Fix duplicates by christinehc · Pull Request #131 · PNNL-CompBio/srpAnalytics

christinehc · 2026-02-19T23:18:37Z

Note: IN PROGRESS

Ideally, I would like to update the build manifest to fully use figshare files, but not all github data has been uploaded to figshare yet. However, if we want to merge changes and open a separate branch to update the manifest, that's fine too.

Summary

Fixes duplication of Sample_ID and updates pipeline to fully produce zebrafish benchmark dose curve response files using new data files. Includes several QOL improvements to the code.

Changelog

Fixes error that was creating too many unique Sample_IDs from non-unique samples (i.e. duplicates)
Loads (most) data from figshare
Checks schemas for output data, including zebrafish. Updated zebrafish schemas accordingly, using the is_a construct as a template for Dose, Fits, and BMD types.
Tests BMDRC pipeline on actual data. Note that BMDRC package has undergone updates accordingly to ensure congruence with the pipeline.
Updates ontology mappings
Adds link to chemical structure figure for portal
Fixes figshare uploading so that files are fully uploaded and downloadable
Adds DataLoader class to handle data loading, from figshare or otherwise
Adds DataManifest class to handle interaction with build manifest (data/srp_build_files.csv), including handling file versions
Changes sigGeneStats to new longer format (NOTE: sigGeneStats does not appear to be used in the pipeline currently, potentially need to fix?)
Minor changes: improved formatting, refactored code for readability, added full documentation, added secrets, update schema

Issues

Fixes Validate ontology links #107
Fixes Handle problematic (null/duplicate) values #102
Fixes Add chemical structure PNG links #109
Fixes Evaluate and integrate bmdrc pipeline with real data #111
Addresses Add endpoint metadata mapping to pipeline #106
Addresses Update zf data schemas #110
Addresses Resolve figshare upload error #105
Fixes Incorporate zebrafish sample data into pipeline #115
Fixes Update pipeline with new data files #103
Addresses Fix LinkML schema to handle NULL values #121
Fixes Add columns to samplesToChemicals #119
Fixes Pipeline output changes #118
Fixes Add Response column to Fits data #130
Fixes Necessary Changes to sigGeneStats #120

changelog: - previously, unique sample IDs were being assigned to samples with the same metadata parameters due to improper grouping of duplicate samples. The code has been updated to correct sample ID assignment to require uniqueness.

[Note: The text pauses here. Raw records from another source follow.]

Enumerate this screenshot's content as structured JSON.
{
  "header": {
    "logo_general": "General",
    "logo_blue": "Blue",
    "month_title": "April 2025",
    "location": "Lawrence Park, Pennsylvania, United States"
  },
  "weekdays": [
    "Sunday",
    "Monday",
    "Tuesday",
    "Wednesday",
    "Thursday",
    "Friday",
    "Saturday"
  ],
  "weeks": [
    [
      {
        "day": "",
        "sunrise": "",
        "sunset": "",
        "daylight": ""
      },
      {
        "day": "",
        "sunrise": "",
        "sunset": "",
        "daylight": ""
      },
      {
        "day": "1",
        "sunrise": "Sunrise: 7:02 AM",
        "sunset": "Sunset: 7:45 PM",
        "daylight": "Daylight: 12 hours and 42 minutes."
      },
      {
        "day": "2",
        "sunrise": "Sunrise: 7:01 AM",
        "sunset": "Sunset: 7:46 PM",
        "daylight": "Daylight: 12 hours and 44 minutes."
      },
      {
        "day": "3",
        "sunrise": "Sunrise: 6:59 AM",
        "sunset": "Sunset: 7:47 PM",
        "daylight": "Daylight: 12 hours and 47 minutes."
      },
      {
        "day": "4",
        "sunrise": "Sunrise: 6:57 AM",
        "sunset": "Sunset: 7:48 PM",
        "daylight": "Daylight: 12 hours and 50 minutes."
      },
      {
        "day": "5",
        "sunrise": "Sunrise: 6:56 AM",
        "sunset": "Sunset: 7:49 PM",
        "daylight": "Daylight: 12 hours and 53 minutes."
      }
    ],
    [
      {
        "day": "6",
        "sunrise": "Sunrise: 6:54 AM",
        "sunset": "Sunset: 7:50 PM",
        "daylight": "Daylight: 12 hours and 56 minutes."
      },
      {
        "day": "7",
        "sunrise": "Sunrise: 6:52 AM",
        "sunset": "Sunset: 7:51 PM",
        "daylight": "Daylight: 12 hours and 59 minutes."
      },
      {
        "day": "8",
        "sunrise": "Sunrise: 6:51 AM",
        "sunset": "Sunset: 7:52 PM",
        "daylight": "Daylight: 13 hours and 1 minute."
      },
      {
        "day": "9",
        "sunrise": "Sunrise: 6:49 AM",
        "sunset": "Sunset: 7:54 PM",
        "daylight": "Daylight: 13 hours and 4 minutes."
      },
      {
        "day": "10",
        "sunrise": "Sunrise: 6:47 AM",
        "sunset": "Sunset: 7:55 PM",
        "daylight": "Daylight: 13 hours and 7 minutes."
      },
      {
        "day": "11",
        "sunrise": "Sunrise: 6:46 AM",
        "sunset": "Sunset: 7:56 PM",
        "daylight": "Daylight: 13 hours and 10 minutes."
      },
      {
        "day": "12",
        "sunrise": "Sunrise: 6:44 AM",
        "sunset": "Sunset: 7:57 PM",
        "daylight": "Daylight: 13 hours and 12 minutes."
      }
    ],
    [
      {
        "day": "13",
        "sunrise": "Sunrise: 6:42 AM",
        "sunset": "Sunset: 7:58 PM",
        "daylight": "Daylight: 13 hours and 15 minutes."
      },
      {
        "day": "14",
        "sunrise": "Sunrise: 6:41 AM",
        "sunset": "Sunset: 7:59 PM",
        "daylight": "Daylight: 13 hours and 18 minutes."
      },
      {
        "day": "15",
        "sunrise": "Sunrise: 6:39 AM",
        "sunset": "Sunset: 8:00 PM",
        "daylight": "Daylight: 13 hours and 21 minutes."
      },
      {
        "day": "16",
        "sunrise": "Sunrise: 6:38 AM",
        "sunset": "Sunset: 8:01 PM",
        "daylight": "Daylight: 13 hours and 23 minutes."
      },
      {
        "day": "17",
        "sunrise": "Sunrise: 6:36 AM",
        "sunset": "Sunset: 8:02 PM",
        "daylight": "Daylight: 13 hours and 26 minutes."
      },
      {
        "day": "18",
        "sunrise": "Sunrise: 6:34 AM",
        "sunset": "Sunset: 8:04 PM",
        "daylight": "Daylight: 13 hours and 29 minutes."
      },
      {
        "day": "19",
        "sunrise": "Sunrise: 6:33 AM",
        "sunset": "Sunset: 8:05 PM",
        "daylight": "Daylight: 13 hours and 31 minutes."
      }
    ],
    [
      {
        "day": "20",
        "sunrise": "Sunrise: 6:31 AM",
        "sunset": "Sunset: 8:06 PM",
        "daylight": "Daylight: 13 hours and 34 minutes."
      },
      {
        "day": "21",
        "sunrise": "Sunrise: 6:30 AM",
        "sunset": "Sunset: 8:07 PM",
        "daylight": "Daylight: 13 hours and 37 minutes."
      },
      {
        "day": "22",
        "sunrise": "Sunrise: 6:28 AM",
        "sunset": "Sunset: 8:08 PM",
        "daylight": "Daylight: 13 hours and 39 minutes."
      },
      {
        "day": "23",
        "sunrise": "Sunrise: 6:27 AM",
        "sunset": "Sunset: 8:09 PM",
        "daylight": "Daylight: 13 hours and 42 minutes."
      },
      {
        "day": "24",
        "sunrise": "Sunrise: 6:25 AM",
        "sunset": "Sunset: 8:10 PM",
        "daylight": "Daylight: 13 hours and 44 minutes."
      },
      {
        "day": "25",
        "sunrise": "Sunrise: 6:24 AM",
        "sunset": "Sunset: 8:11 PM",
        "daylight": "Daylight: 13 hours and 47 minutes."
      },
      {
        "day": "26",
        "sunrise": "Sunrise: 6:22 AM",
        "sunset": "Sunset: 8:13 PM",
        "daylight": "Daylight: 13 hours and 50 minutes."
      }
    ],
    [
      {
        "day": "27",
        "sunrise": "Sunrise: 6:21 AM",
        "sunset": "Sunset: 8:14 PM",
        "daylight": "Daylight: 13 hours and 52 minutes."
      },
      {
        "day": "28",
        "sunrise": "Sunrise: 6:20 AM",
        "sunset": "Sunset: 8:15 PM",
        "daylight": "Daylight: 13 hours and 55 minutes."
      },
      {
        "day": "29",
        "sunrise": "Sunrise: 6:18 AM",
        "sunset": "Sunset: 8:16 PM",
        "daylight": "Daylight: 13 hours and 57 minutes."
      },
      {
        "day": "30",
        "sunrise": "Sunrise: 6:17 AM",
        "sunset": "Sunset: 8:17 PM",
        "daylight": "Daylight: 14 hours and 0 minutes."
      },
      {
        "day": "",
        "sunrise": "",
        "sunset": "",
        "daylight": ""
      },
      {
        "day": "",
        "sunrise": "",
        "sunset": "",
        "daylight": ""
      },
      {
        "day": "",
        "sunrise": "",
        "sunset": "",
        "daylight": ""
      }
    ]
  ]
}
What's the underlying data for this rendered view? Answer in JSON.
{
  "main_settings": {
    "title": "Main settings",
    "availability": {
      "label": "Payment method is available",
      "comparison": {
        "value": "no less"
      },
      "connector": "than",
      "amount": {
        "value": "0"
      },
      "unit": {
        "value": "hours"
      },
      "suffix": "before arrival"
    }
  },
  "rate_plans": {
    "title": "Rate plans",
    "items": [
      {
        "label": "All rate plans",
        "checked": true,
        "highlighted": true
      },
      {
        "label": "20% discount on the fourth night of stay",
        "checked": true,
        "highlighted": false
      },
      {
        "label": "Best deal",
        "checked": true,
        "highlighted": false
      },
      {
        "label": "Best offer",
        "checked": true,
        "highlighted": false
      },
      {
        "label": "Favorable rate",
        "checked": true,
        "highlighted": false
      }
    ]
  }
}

changelog: - add bmdrc code to main build pipeline via `fitCurveFiles` function. validated to work locally

changelog: - style: reformat and lint code using ruff - refactor: change output filename format - refactor: file cleanup-- e.g. move large list/dict params to separate params file to make code easier to follow. - style: add some documentation - feat: add new CLI args for specifying filename format

changelog: - Manifest handler object for interfacing with and downloading files from the manifest now exists. - Schema parser to pull columns and slots from schema classes.

…105, #115

addresses #103 changelog: - zebrafish data now builds with: (1) pre-analyzed chemical LPR data; (2) raw chemical morphology data, and (3) pre-processed sample data.

changelog: - fixed issue with sample IDs not correctly populating (i.e. 1004 used instead of 1004-1) - enable FSES files from figshare to also be handled and loaded correctly

changelog: - scrapped the type union attempts and replaced with `linkml:Any` ranges. Addresses #121 - included the new `test_template` and `test_method` attributes for the samplesToChemicals class. Fixes #119

changelog: - feat: `src.data.load_figshare_url` now directly loads data from a Figshare URL, accessing the `FigshareDataLoader` object, for convenience. Utility function `src.figshare_url_to_id` extracts figshare IDs from URLs as a helper function. - feat: Now requires dotenv to load environmental variables (for storing secrets/access tokens locally)

changelog: - refactor: use `src.data.figshare_url_to_id` utility function to load data from figshare. Flexibly modify file retrieval to fully pull from manifest and load from figshare (this will align the code with planned future development to fully only pull files from figshare) - refactor: minor changes, such as renaming variables (`build_script.runSampMap`) to be more human-readable - refactor: use dotenv to load variables (for local execution of pipeline) - fix: enforce "NULL" value for any `NaN` values in tables. fixes #118 - refactor: use token/variable instead of exposing comptox API key - docs: added missing docstring

changelog: - feat: add schema checks and update related functions to correctly parse class name from file name types with and without underscores. - refactor: rename `res` variable -> `result` for clearer code

sgosline · 2026-03-04T19:08:20Z

I converted PR to draft status, just to keep track :)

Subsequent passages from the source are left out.